La question abkhaze illustre toute la complexité de l’influence de la Russie dans son « étranger proche », entre rapports de force et nécessaires compromis.
Le parlement abkhaze, théâtre des luttes de pouvoir
Avec ce députés tué et un autre entre la vie et la mort, le parlement de Soukhoumi se retrouve au cœur de la tourmente politique qui secoue l’Abkhazie. Cette assemblée est depuis des années l’épicentre des luttes de pouvoir et des rivalités entre factions locales.
Pro-russes contre partisans d’une ligne plus indépendante, représentants des différentes régions et communautés ethniques de l’Abkhazie… Les clivages qui traversent la société abkhaze se reflètent avec une acuité particulière au sein du parlement. Une situation qui en fait régulièrement le théâtre de joutes et de coups d’éclat politiques.
La fusillade sanglante de ce jeudi marque cependant une escalade inquiétante. Elle pourrait non seulement radicaliser les positions des différents camps, mais aussi inciter d’autres acteurs à recourir à la violence pour peser dans le débat politique. Une perspective dangereuse pour la stabilité déjà précaire de la république séparatiste.
Plus que jamais, le parlement abkhaze se retrouve en première ligne d’une crise politique multiforme.
Entre intérêts géopolitiques des puissances extérieures et jeux de pouvoir locaux, les députés naviguent en eaux troubles et périlleuses.
Quelle sortie de crise pour l’Abkhazie ?
Face à ces tensions exacerbées, la tenue rapide d’une nouvelle élection présidentielle apparaît plus que jamais nécessaire pour tenter de sortir l’Abkhazie de l’ornière. Mais le climat actuel, entre violences politiques et pressions extérieures, ne semble guère propice à un scrutin apaisé et incontestable.

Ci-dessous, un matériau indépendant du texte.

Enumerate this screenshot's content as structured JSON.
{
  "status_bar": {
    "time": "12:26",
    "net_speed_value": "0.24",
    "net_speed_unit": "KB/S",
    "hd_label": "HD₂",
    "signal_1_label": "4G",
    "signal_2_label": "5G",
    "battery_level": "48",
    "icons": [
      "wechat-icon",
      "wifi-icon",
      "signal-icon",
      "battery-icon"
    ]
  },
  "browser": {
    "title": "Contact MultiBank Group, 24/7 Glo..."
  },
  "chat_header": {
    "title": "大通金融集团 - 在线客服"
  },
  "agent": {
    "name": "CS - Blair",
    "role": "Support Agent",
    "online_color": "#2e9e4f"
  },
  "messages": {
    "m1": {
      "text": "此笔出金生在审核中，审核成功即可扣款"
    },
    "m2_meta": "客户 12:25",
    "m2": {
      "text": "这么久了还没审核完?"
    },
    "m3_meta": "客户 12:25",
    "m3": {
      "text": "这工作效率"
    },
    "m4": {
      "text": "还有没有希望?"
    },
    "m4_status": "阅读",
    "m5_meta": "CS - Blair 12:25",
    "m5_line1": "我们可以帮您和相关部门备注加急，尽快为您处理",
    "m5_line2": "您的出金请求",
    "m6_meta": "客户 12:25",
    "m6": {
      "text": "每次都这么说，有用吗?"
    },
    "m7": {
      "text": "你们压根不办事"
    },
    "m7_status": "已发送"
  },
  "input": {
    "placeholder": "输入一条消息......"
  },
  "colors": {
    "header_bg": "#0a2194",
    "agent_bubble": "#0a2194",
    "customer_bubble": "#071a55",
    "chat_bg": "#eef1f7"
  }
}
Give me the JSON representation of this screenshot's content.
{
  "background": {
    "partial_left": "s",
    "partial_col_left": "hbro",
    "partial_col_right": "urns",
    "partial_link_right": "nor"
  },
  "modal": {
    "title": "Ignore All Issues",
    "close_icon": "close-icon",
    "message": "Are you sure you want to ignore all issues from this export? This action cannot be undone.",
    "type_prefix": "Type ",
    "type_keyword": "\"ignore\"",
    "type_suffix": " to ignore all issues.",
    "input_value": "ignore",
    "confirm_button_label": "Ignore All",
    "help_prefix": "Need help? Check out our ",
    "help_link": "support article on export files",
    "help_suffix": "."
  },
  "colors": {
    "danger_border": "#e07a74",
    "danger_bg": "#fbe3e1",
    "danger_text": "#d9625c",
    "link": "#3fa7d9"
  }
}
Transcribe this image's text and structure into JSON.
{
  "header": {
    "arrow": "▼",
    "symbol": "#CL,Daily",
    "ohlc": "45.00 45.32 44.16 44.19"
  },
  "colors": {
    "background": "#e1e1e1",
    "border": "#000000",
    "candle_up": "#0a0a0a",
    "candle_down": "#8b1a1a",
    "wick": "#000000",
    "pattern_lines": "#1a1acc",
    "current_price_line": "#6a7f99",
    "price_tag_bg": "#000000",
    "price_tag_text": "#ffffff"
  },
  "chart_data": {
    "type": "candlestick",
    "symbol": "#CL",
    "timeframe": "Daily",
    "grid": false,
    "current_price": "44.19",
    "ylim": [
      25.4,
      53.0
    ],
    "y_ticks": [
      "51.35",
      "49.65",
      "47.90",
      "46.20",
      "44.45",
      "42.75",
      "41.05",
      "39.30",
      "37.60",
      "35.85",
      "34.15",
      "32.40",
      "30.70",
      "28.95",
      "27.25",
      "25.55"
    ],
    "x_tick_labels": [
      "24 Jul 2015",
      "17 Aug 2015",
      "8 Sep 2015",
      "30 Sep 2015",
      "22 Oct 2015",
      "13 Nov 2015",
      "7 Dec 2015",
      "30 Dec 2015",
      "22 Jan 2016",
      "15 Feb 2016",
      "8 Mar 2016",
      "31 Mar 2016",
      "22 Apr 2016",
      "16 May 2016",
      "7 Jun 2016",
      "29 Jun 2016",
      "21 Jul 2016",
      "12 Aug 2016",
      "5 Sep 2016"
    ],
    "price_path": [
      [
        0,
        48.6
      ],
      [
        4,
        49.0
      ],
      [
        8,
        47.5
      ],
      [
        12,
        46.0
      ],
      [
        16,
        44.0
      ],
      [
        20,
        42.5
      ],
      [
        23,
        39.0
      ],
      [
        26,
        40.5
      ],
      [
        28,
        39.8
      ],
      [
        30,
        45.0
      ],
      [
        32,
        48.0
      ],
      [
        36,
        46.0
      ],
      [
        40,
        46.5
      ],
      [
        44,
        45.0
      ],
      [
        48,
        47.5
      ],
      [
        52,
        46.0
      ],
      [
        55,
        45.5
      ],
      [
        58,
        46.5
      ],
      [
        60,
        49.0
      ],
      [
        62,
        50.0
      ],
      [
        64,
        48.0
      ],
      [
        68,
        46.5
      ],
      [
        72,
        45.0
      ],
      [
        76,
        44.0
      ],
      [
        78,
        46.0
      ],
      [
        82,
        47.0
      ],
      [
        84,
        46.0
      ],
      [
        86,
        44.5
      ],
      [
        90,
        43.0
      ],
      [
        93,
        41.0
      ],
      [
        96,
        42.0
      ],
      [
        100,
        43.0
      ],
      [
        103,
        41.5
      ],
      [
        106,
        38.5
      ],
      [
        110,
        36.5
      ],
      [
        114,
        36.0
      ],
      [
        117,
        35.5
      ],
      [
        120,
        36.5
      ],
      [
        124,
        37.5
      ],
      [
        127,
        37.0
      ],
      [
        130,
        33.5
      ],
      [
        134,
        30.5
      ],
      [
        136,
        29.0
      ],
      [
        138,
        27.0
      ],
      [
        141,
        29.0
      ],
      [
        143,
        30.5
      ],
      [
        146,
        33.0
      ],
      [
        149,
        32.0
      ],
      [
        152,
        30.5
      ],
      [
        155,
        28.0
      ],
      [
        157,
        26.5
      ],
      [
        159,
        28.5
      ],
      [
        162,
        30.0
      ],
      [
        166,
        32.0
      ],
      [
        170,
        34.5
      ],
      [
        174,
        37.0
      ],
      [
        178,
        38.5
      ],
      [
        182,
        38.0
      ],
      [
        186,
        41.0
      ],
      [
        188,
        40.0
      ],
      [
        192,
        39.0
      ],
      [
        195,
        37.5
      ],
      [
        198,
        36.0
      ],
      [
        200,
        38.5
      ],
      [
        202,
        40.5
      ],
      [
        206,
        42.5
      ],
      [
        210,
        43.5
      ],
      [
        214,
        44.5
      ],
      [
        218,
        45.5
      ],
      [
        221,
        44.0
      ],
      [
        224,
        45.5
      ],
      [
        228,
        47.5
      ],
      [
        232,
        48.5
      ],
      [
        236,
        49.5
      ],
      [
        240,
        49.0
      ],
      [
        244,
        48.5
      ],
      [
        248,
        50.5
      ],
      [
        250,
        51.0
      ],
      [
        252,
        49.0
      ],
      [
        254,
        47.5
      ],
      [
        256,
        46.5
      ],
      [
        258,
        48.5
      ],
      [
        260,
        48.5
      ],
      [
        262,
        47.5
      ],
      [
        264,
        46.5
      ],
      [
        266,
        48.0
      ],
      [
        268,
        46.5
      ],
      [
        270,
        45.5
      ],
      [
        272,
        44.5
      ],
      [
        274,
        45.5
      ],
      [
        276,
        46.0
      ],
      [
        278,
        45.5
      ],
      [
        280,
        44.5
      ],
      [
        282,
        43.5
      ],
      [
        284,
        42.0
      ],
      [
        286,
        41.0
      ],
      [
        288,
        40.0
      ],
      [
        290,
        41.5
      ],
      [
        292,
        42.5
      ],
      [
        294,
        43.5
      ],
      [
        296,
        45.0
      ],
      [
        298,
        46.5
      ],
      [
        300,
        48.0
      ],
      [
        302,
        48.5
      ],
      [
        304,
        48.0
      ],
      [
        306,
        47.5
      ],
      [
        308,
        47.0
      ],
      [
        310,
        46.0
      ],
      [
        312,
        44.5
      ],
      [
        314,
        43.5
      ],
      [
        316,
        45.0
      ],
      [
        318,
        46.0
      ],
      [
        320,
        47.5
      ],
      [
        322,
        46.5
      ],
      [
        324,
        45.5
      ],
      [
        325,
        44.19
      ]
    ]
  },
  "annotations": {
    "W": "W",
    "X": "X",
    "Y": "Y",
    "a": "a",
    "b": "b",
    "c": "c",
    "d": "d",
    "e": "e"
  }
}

Au-delà, c’est la question du statut même de l’Abkhazie et de ses relations avec Moscou et Tbilissi qui reste posée. Sans un minimum de consensus interne et un apaisement des ingérences étrangères, cette petite république séparatiste risque de rester durablement une poudrière, aux confins du Caucase.
La tragédie qui a frappé le parlement abkhaze ce jeudi apparaît dès lors comme un douloureux rappel des profondes lignes de fracture qui parcourent la région. Et comme un sombre avertissement des dangers qui guettent en cas d’enlisement de la crise.